I'll see if I can get one of my friends to post his thoughts about the adventure.
 

DarrenGMiller

First Post
I have never had the opportunity to run this, but played in it once. Some of the encounters were devastating, but we made it through. The skysea was a neat feature.

I am REALLY hoping to find a conversion of this one to run it after Sandstorm comes out!

DM
 

This is probably my all-time favorite series. Great set of adventures, and quite well designed. Pharaoh is my favorite. The introduction to that module is absolutely hilarious.

And to think my group missed the teleport trap that was going to take them there ...
 

Byrons_Ghost

First Post
I actually do like this series- I'm fond of Arabian Nights type stuff, and the modules are both creative and well done. BUT...

(spoilers follow)





This series had a pretty dark reputation among my college group, because we had a DM who kept trying to run it, and failing, over and over again. First with our primary PC group- which wasn't even from Faerun, but that was nothing a random plane shift effect from nowhere couldn't fix! I guess it's no worse than the faux pas or teleport device entries, but it's sort of irritating to leave a bunch of plots on your own homeworld for something completely different (this DM did this sort of thing constantly, why he couldn't adapt the modules to the setting, I'll never know).

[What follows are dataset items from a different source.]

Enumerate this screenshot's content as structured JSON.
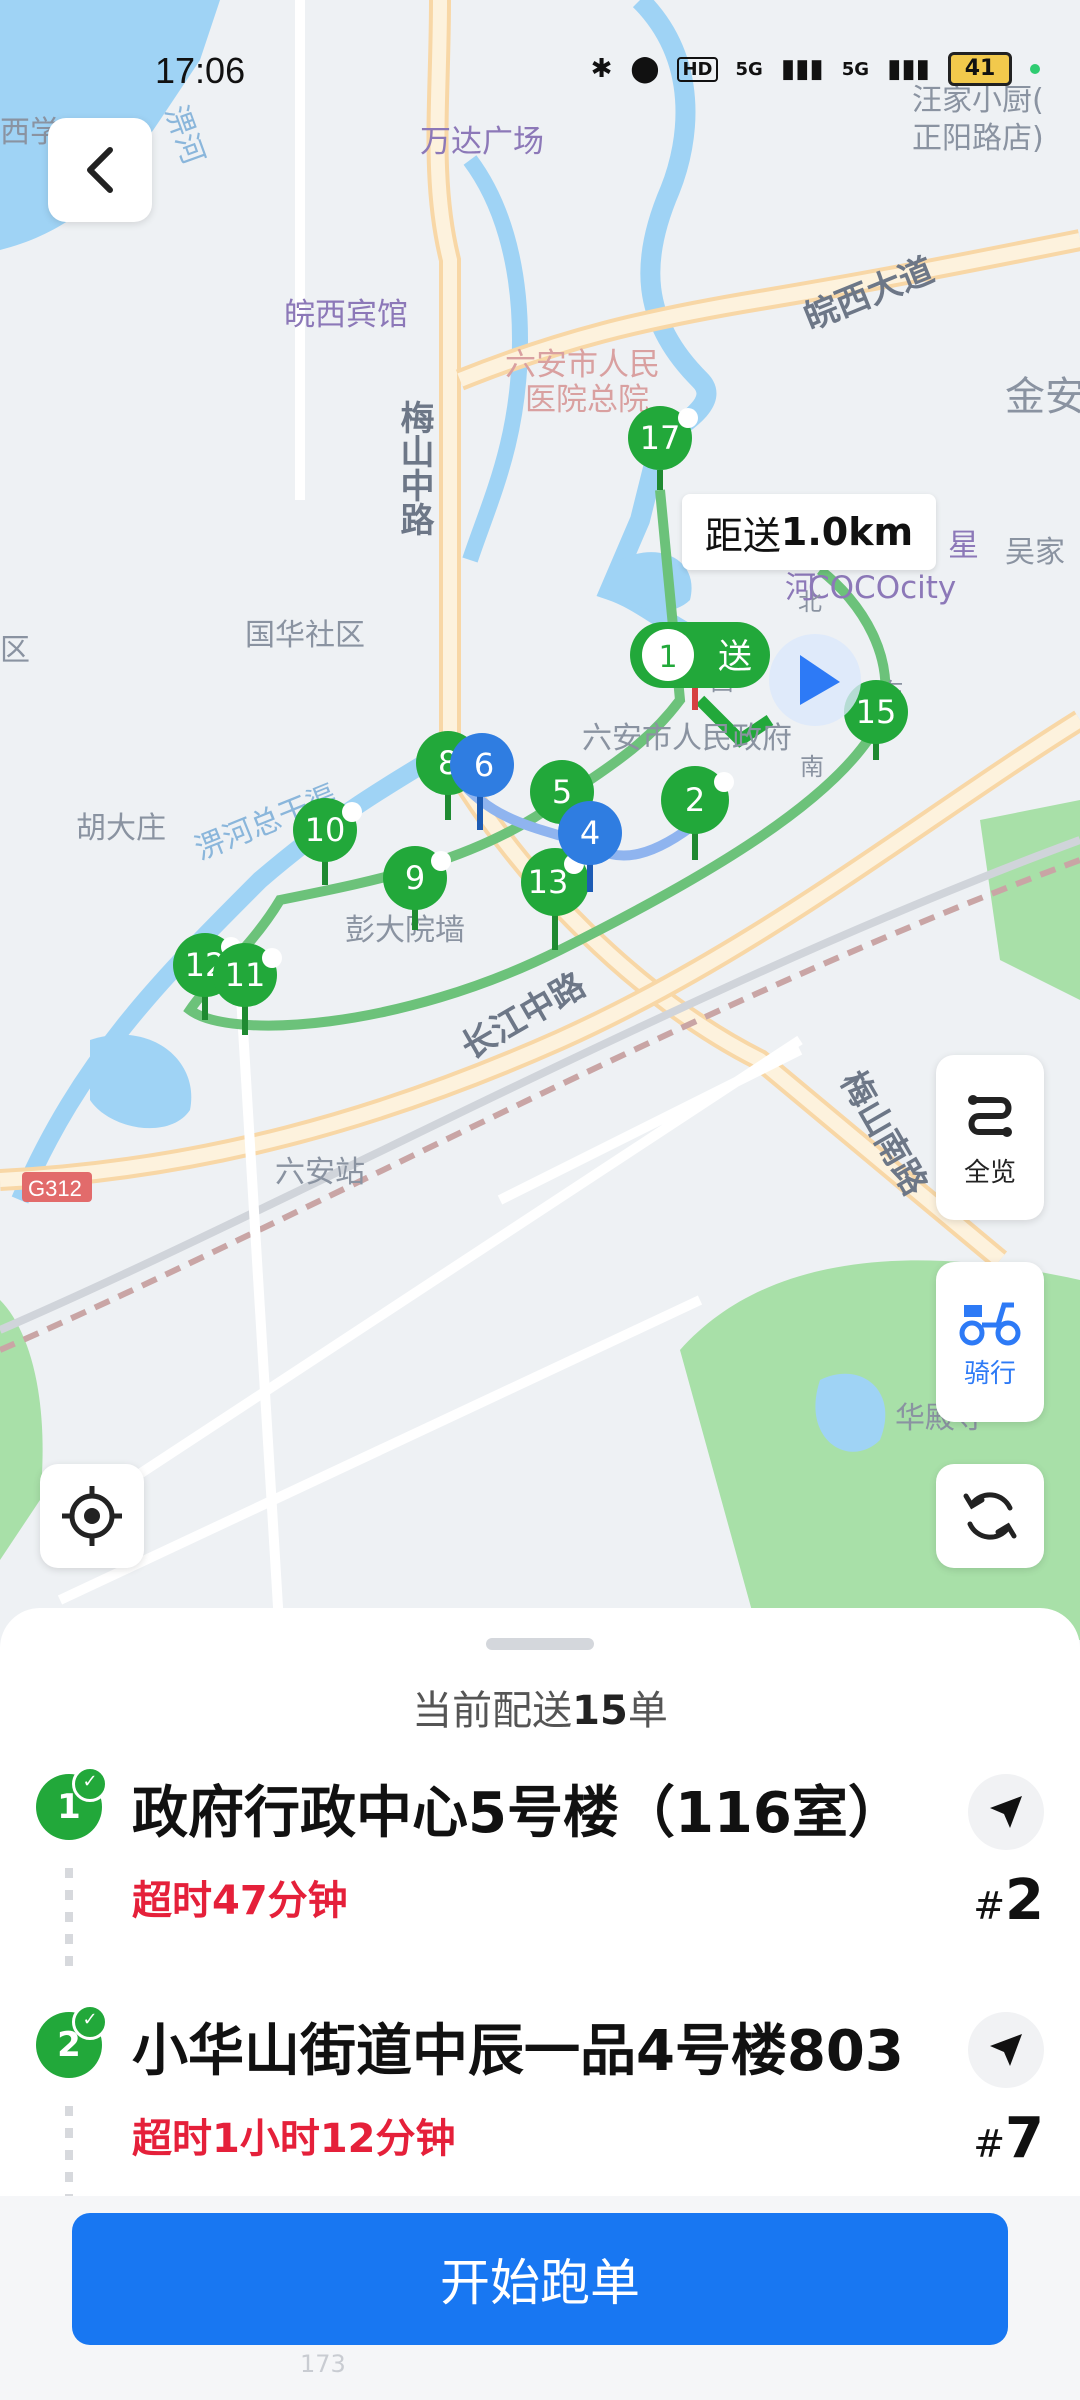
{
  "status_bar": {
    "time": "17:06",
    "network_1": "5G",
    "network_2": "5G",
    "hd": "HD",
    "battery": "41"
  },
  "map": {
    "places": {
      "wanda": "万达广场",
      "wanxi_hotel": "皖西宾馆",
      "hospital_l1": "六安市人民",
      "hospital_l2": "医院总院",
      "wangjia_l1": "汪家小厨(",
      "wangjia_l2": "正阳路店)",
      "guohua": "国华社区",
      "hudazhuang": "胡大庄",
      "pengda": "彭大院墙",
      "liuan_station": "六安站",
      "gov": "六安市人民政府",
      "cococity": "COCOcity",
      "xing": "星",
      "wujia": "吴家",
      "huadian": "华殿寺",
      "jin": "金安",
      "xiqu": "西学",
      "qu": "区",
      "xi": "西",
      "dong": "东",
      "nan": "南",
      "bei": "北",
      "he": "河"
    },
    "roads": {
      "wanxi_ave": "皖西大道",
      "meishan_mid": "梅山中路",
      "changjiang_mid": "长江中路",
      "meishan_south": "梅山南路",
      "pihe_canal": "淠河总干渠",
      "pihe": "淠河",
      "g312": "G312"
    },
    "pins_delivered": [
      "17",
      "1",
      "15",
      "2",
      "5",
      "8",
      "10",
      "9",
      "13",
      "12",
      "11"
    ],
    "pins_pending": [
      "6",
      "4"
    ],
    "send_pin_label": "送",
    "distance_prefix": "距送",
    "distance_value": "1.0km"
  },
  "controls": {
    "overview_label": "全览",
    "ride_label": "骑行"
  },
  "sheet": {
    "title_prefix": "当前配送",
    "title_count": "15",
    "title_suffix": "单",
    "orders": [
      {
        "index": "1",
        "address": "政府行政中心5号楼（116室）",
        "late": "超时47分钟",
        "hash": "#",
        "number": "2"
      },
      {
        "index": "2",
        "address": "小华山街道中辰一品4号楼803",
        "late": "超时1小时12分钟",
        "hash": "#",
        "number": "7"
      }
    ],
    "start_button": "开始跑单",
    "ghost_text": "173"
  },
  "colors": {
    "primary": "#1877f2",
    "delivered": "#22a83a",
    "pending": "#2f7de1",
    "late": "#e5203a"
  }
}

So, we made as far as the temple of Sekur, with the specters and the altar and all that. It has the offering bowl on the altar, you toss in a treasure and get the Hand of Sekur, everyone remember that? So, our well-meaning party paladin makes an offering of ONE OF THE STAR GEMS, and it promptly vanishes and is replaced with the Hand of Sekur (which went to my illusionist character, who was ecstatic to finally have a weapon against the undead). So, no opening the Tomb of Martek for us, as one of the gems had gone Zagyg knows where.

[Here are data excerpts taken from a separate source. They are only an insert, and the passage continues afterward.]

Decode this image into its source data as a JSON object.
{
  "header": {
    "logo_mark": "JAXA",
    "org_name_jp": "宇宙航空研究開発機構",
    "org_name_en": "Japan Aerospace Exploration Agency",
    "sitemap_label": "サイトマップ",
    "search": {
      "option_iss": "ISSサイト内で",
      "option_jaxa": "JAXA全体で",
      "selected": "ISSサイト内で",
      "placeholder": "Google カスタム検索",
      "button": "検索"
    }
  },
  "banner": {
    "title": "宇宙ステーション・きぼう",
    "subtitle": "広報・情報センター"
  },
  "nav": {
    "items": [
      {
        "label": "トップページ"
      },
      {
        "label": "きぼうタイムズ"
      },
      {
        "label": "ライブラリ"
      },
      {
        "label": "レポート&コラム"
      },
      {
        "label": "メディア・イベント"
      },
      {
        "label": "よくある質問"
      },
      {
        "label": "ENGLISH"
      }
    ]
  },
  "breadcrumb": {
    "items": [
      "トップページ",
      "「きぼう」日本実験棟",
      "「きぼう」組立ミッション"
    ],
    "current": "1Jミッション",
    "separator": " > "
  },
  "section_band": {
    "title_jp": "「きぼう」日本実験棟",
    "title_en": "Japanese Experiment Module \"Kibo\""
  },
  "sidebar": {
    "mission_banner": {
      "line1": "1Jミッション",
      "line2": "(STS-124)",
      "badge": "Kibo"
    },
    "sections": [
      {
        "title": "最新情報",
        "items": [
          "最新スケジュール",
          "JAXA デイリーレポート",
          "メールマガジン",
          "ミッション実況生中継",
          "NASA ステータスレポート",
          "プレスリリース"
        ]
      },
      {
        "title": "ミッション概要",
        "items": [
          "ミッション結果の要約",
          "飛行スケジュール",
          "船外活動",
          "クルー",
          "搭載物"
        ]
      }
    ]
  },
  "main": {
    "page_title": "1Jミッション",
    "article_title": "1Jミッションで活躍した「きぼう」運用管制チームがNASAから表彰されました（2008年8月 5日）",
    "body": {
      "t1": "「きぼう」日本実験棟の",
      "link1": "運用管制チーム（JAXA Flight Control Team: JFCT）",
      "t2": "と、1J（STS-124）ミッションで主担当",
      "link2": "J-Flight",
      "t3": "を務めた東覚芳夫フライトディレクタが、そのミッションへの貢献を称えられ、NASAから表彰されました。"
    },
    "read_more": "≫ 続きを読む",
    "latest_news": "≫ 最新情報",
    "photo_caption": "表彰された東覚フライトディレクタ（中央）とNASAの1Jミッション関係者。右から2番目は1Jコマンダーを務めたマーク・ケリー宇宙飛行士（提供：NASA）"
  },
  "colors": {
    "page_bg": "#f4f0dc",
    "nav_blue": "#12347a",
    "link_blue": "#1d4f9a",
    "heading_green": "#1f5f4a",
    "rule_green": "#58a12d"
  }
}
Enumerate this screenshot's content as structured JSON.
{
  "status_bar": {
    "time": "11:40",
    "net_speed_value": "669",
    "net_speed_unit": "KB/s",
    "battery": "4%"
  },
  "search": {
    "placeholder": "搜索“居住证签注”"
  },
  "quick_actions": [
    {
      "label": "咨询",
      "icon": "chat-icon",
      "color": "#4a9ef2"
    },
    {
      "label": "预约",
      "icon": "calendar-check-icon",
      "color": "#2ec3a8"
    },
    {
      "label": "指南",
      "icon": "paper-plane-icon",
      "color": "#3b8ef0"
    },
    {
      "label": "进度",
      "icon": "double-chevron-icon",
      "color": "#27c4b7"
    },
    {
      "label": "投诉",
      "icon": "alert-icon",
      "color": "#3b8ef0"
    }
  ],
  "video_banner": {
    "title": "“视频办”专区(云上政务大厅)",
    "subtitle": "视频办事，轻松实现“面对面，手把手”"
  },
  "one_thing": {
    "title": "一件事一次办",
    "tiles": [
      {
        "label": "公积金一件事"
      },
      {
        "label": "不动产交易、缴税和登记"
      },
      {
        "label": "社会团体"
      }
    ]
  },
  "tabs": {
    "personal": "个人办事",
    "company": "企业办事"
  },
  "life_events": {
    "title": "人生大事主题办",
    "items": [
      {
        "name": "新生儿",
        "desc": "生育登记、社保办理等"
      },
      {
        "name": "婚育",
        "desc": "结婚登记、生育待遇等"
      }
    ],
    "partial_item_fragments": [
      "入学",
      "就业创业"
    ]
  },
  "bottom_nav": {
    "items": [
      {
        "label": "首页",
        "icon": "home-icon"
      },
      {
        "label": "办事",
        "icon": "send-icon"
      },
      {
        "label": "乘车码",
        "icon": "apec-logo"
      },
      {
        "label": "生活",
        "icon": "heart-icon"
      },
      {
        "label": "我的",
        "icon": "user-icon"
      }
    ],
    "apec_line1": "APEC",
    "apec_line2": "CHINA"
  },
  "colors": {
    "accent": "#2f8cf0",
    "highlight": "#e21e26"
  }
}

And we all went home. About a year later (IRL), the DM tried to start up the module again, with a different group, picking up where we'd left off. Somehow we ended up with the rest of the star gems, I don't remember how. And eventually we got sidelined again, and so a while later had an entirely new group thrust into the last part of the campaign. I think we actually finished it, but we were so worn down by this point that I remember very little about it. I'd actually love to go through it properly sometime.

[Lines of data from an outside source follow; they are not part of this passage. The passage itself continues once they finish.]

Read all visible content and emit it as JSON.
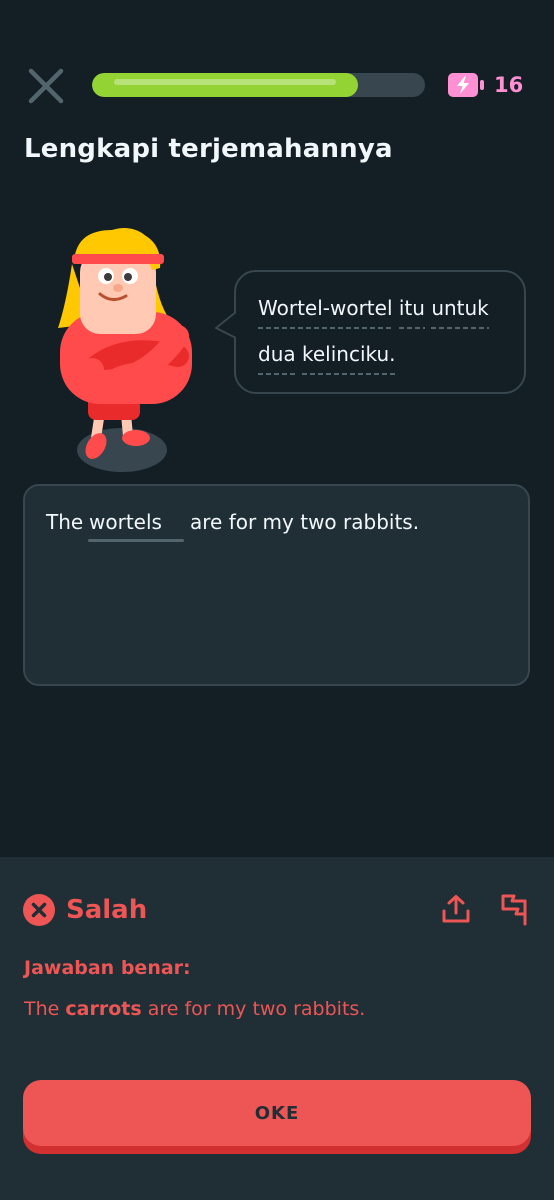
{
  "header": {
    "progress": 0.8,
    "energy_count": "16",
    "icons": {
      "close": "close-icon",
      "energy": "energy-battery-icon"
    }
  },
  "challenge": {
    "title": "Lengkapi terjemahannya",
    "prompt": {
      "line1_words": [
        "Wortel-wortel",
        "itu",
        "untuk"
      ],
      "line2_words": [
        "dua",
        "kelinciku."
      ]
    },
    "sentence_before": "The",
    "user_answer": "wortels",
    "sentence_after": "are for my two rabbits."
  },
  "feedback": {
    "status": "Salah",
    "correct_label": "Jawaban benar:",
    "correct_before": "The",
    "correct_highlight": "carrots",
    "correct_after": "are for my two rabbits.",
    "icons": {
      "status": "wrong-x-icon",
      "share": "share-icon",
      "report": "flag-icon"
    },
    "color": "#ee5555"
  },
  "actions": {
    "ok_label": "OKE"
  }
}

So, among our group (except for the DM) this series was known either as "The Module Which Shall Not Be Named", or "The Neverending Campaign". Good lesson about how not to railroad groups here. Especially since the DM was fantastic in so many other ways- he played great NPCs, kept interest levels up, and engaged both the players and the characters. But he just couldn't get around running the modules exactly as they were written, and kept trying to do it when it didn't work over and over again. In short: good module, but bad experiences...
 

billd91

Not your screen monkey (he/him)
It's been about a decade since we last played it but I did learn one thing. The dervishes are easier to deal with if some wag of a player doesn't use an erase spell on pages of their sacred book.

And that was just the beginning of troublesome players constantly messing things up. There was Fleezer the halfling with a giant-sized chip on his shoulder, Gordo the <expletive deleted> gnome, and Cal the homicidal wizard. By the end of it all, Fleezer was dead, Gordo was turned to stone (and an iron spike put in his head in case the stoning was temporary), and Cal had floated down a pit and ended up on some infernal plane. That finally left us with the productive party members to actually finish the modules.